For many would-be mothers, pregnancy is already a long list of things you're not allowed - cigarettes, alcohol, long-haul flights, saunas, corned beef and soft cheeses, for starters.
Now fun-hating scientists are taking away driving fast over speed bumps.
"There is lots of research about the importance of movement for women during pregnancy - our latest research looked specifically at the impacts of sudden acceleration on a pregnant woman," said Hadi Mohammadi, an engineer at the University of British Columbia.
Rather than sit a bunch of pregnant women in a car and send them speeding over bumps, they looked at data from crash tests and how pregnant women in their third trimester move.
They found going over a speed bump too fast when a baby's head is pointing downwards can cause "minor injuries to the foetal brain, an abnormal foetal heart rate, abdominal pain, uterine contraction, increasing uterine activity and further complications".
Vibrations from the bump "can cause a drag on the uterus as it goes up and then down" and put "pressure on the amniotic fluid that is protecting the foetus".

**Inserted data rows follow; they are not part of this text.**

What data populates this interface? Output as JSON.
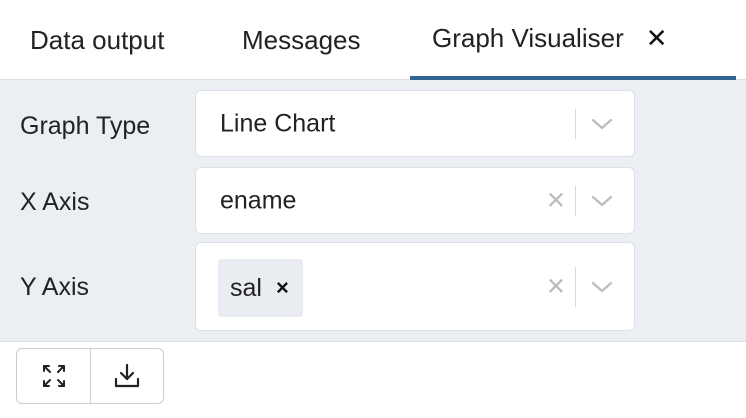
{
  "tabs": [
    {
      "label": "Data output"
    },
    {
      "label": "Messages"
    },
    {
      "label": "Graph Visualiser",
      "close_glyph": "✕"
    }
  ],
  "form": {
    "graph_type": {
      "label": "Graph Type",
      "value": "Line Chart"
    },
    "x_axis": {
      "label": "X Axis",
      "value": "ename",
      "clear_glyph": "✕"
    },
    "y_axis": {
      "label": "Y Axis",
      "chip": "sal",
      "chip_remove_glyph": "×",
      "clear_glyph": "✕"
    }
  },
  "toolbar": {
    "icons": [
      "expand-icon",
      "download-icon"
    ]
  },
  "colors": {
    "active_tab_underline": "#326690",
    "form_background": "#ebeef3",
    "chip_background": "#e9ecf1"
  }
}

The conclusion was to slow down to the very sensible speed of 25km/h.
"Obviously, there are other variables at play when a driver approaches a speed bump, but we hope our findings provide some evidence-based guidance to keep drivers and their occupants literally and figuratively safe," said Dr Mohammadi, whose ultimate goal isn't to take away fun after all but to make vehicles safer for pregnant women.
The research was published this week in the Journal of Biomechanics.